When the Mail & Guardian last reported on the matter on May 20 it had “sought to create an impression that we are defying the public protector”, Mamabolo said, something he disputed. He did not explain how what he called his department’s respect for that office, could co-exist with a flagrant failure to implement its remedial action.
But Letlape did not care much. He had first lodged a complaint with the public protector in October 2011 and, after many false starts, he finally had a commitment that the matter would be resolved.
“We’re just happy that the MEC went on record to say he’ll do it,” Letlape told the M&G shortly after the announcement. “This thing has been consuming our minds all this time, fighting for that money.
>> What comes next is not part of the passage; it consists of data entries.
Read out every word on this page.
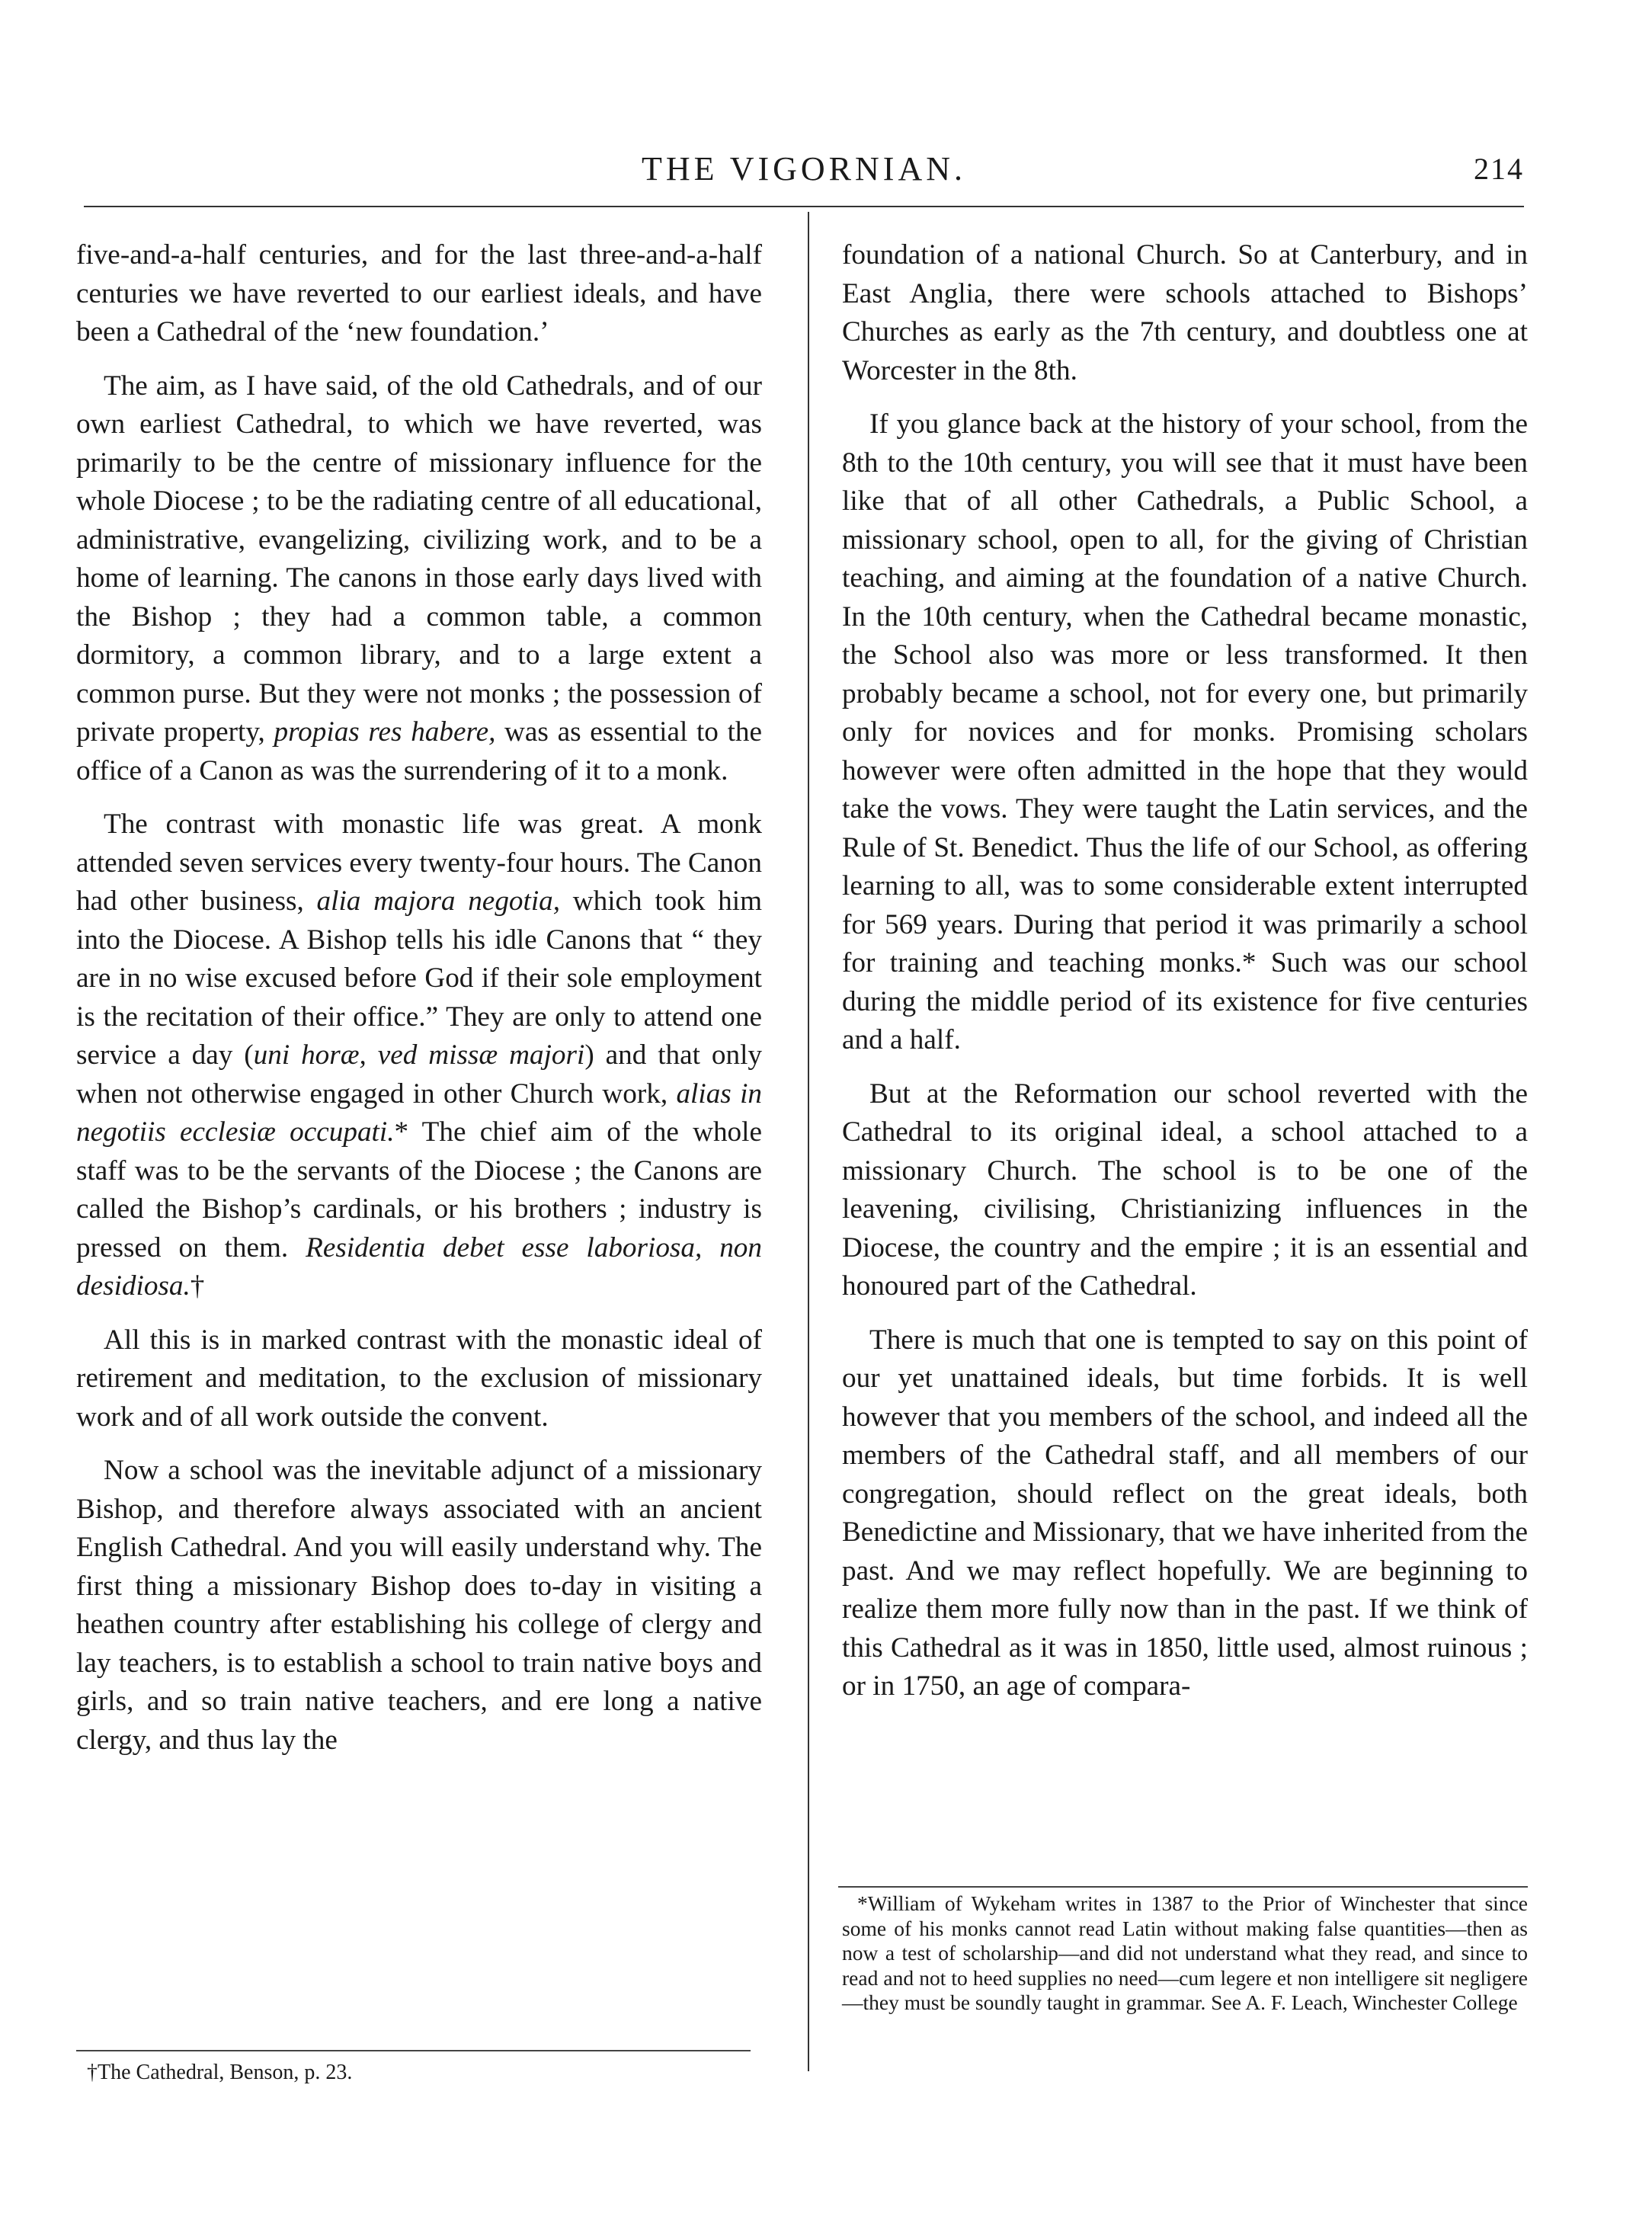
THE VIGORNIAN.	214

five-and-a-half centuries, and for the last three-and-a-half centuries we have reverted to our earliest ideals, and have been a Cathedral of the ‘new foundation.’

The aim, as I have said, of the old Cathedrals, and of our own earliest Cathedral, to which we have reverted, was primarily to be the centre of missionary influence for the whole Diocese ; to be the radiating centre of all educational, administrative, evangelizing, civilizing work, and to be a home of learning. The canons in those early days lived with the Bishop ; they had a common table, a common dormitory, a common library, and to a large extent a common purse. But they were not monks ; the possession of private property, propias res habere, was as essential to the office of a Canon as was the surrendering of it to a monk.

The contrast with monastic life was great. A monk attended seven services every twenty-four hours. The Canon had other business, alia majora negotia, which took him into the Diocese. A Bishop tells his idle Canons that “ they are in no wise excused before God if their sole employment is the recitation of their office.” They are only to attend one service a day (uni horæ, ved missæ majori) and that only when not otherwise engaged in other Church work, alias in negotiis ecclesiæ occupati.* The chief aim of the whole staff was to be the servants of the Diocese ; the Canons are called the Bishop’s cardinals, or his brothers ; industry is pressed on them. Residentia debet esse laboriosa, non desidiosa.†

All this is in marked contrast with the monastic ideal of retirement and meditation, to the exclusion of missionary work and of all work outside the convent.

Now a school was the inevitable adjunct of a missionary Bishop, and therefore always associated with an ancient English Cathedral. And you will easily understand why. The first thing a missionary Bishop does to-day in visiting a heathen country after establishing his college of clergy and lay teachers, is to establish a school to train native boys and girls, and so train native teachers, and ere long a native clergy, and thus lay the

†The Cathedral, Benson, p. 23.

foundation of a national Church. So at Canterbury, and in East Anglia, there were schools attached to Bishops’ Churches as early as the 7th century, and doubtless one at Worcester in the 8th.

If you glance back at the history of your school, from the 8th to the 10th century, you will see that it must have been like that of all other Cathedrals, a Public School, a missionary school, open to all, for the giving of Christian teaching, and aiming at the foundation of a native Church. In the 10th century, when the Cathedral became monastic, the School also was more or less transformed. It then probably became a school, not for every one, but primarily only for novices and for monks. Promising scholars however were often admitted in the hope that they would take the vows. They were taught the Latin services, and the Rule of St. Benedict. Thus the life of our School, as offering learning to all, was to some considerable extent interrupted for 569 years. During that period it was primarily a school for training and teaching monks.* Such was our school during the middle period of its existence for five centuries and a half.

But at the Reformation our school reverted with the Cathedral to its original ideal, a school attached to a missionary Church. The school is to be one of the leavening, civilising, Christianizing influences in the Diocese, the country and the empire ; it is an essential and honoured part of the Cathedral.

There is much that one is tempted to say on this point of our yet unattained ideals, but time forbids. It is well however that you members of the school, and indeed all the members of the Cathedral staff, and all members of our congregation, should reflect on the great ideals, both Benedictine and Missionary, that we have inherited from the past. And we may reflect hopefully. We are beginning to realize them more fully now than in the past. If we think of this Cathedral as it was in 1850, little used, almost ruinous ; or in 1750, an age of compara-

*William of Wykeham writes in 1387 to the Prior of Winchester that since some of his monks cannot read Latin without making false quantities—then as now a test of scholarship—and did not understand what they read, and since to read and not to heed supplies no need—cum legere et non intelligere sit negligere—they must be soundly taught in grammar. See A. F. Leach, Winchester College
Now we can start thinking about other things again.”
Some of the things Letlape and his fellow directors have started thinking about is expanding their construction business, perhaps employing many of the almost 200 contract employees it had on its books before the dispute with the Gauteng government brought it to its knees.
His family, in particular, will also be eyeing some of the cash for investment in a platinum-belt land claim, which is being finalised, perhaps something involving services to the mining industry.
Mamabolo did not comment on the other section of the public protector’s findings in the Shatsane case. The company had been a sub-contractor in a relatively small and simple project to upgrade the water supply to the Suikerbosrand nature reserve outside Johannesburg. It was due to be completed by May 2009. In December 2014 public protector Thuli Madonsela directed that it had to be completed within three months, based in part on the GPDID’s assurances that it was close to completion. It remains unfinished.